Sint weiß bis dato, eben wegen der ausständigen Ausschusssitzung, nicht, ob all das gesetzeskonform in der Landtagsdirektion eingemeldet worden ist. Er gehe aber davon aus. Generell fordert Sint, die Aufsichtsräte zu entpolitisieren. Alles andere sei „ein No-Go“.

Aus der Landtagsdirektion hieß es gestern, dass sich der Ausschuss noch nicht konstituiert habe und daher auch noch nicht einberufen worden sei. Man warte hierzu ab, „bis wir alle Meldungen haben“. Namentlich noch nicht eingemeldet hätten Mattle, Geisler und Gerber.

Sints Empörung ist gekünstelt.
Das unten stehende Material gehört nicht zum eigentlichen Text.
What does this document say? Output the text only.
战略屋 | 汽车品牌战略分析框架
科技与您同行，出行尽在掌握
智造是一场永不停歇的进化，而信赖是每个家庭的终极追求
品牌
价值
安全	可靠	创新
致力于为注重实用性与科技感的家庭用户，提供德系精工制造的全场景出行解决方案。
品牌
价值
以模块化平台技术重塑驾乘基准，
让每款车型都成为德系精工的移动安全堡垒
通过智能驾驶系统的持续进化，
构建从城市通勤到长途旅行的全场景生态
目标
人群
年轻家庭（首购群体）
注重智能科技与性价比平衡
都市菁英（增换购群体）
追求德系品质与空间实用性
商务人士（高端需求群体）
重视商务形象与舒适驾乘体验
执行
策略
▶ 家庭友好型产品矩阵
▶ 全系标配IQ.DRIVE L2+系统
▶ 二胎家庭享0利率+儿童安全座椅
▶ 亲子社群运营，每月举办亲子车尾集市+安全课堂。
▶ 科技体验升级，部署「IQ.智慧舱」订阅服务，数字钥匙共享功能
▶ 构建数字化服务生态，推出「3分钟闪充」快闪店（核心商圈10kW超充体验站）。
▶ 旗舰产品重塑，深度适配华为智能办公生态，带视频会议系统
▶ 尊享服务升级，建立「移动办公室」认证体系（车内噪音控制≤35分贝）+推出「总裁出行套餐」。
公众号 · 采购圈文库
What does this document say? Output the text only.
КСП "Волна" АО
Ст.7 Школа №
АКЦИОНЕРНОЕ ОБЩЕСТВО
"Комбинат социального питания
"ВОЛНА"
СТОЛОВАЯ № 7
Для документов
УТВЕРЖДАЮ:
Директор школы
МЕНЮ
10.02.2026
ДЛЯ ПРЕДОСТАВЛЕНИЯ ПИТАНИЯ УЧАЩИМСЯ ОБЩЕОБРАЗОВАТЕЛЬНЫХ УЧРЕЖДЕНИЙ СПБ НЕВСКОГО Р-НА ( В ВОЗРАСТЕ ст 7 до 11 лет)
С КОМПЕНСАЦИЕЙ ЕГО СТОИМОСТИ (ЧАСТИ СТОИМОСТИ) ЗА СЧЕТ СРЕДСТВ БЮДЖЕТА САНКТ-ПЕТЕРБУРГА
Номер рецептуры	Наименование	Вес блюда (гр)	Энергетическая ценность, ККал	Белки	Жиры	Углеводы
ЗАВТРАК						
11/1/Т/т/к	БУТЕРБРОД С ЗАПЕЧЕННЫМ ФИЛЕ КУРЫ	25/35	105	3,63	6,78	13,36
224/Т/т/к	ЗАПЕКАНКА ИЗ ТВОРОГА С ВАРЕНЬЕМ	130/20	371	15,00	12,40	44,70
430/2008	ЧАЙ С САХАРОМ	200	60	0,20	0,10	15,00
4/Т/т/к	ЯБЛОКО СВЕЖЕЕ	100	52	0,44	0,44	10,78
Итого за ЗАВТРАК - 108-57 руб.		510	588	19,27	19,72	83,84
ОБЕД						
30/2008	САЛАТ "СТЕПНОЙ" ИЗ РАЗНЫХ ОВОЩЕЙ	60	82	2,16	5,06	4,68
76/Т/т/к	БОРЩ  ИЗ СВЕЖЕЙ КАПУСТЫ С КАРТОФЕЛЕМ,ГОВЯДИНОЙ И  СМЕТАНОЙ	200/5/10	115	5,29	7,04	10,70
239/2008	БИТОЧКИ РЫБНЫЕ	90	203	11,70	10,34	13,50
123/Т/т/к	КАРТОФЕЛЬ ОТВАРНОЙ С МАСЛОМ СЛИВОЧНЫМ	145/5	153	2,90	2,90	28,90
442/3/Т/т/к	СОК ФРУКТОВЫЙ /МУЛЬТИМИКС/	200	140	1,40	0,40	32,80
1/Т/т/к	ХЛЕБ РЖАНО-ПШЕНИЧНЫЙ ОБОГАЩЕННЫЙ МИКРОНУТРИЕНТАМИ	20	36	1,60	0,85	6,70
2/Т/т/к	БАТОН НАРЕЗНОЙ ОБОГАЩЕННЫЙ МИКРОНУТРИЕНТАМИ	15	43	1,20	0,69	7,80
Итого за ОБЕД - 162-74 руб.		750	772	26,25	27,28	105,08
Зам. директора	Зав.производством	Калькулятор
Das ist keine konstruktive Oppositionsarbeit – das ist schlechter Stil.
Jakob Wolf (VP-Klubobmann)

Aus dem LH-Büro wurde gestern darauf verwiesen, dass Mattle auf das Tiwag-Mandat verzichtet – das Schreiben sei gestern rausgegangen. Die Meldung über die Liegenschaftsverwaltung, die Mattle als Landesrat noch angegeben hatte, sei aber bei seinem LH-Antritt unterblieben, so Mattle: „Dies aufgrund einer juristischen Fehleinschätzung, die ich sehr bedauere.“ Man habe das gestern nachgeholt. Auch eine geringfügige Beteiligung an den Bergbahnen Silvretta. Weitere Auskünfte seien „nicht meldepflichtig“. So argumentiert auch Geislers Pressesprecherin. Gerber bestätigt, dass eine Auflistung all seiner Funktionen bereits am 24. Oktober an die Landtagsdirektion ergangen sei. Das Schreiben liegt der TT vor. Dieses soll aber dort nur als „inoffizielle Meldung“ gewertet werden. Noch heute wird Gerber den Aufsichtsrat des TVB Innsbruck verlassen, gestern seien notariell alle Unternehmenstätigkeiten mit Bezügen übergeben worden. Hagele bestätigt, schon vor Wochen alle Aufsichtsratsmandate niedergelegt zu haben.

Für VP-Klubobmann Jakob Wolf entbehren Sints Anschuldigungen daher jeglicher Grundlage.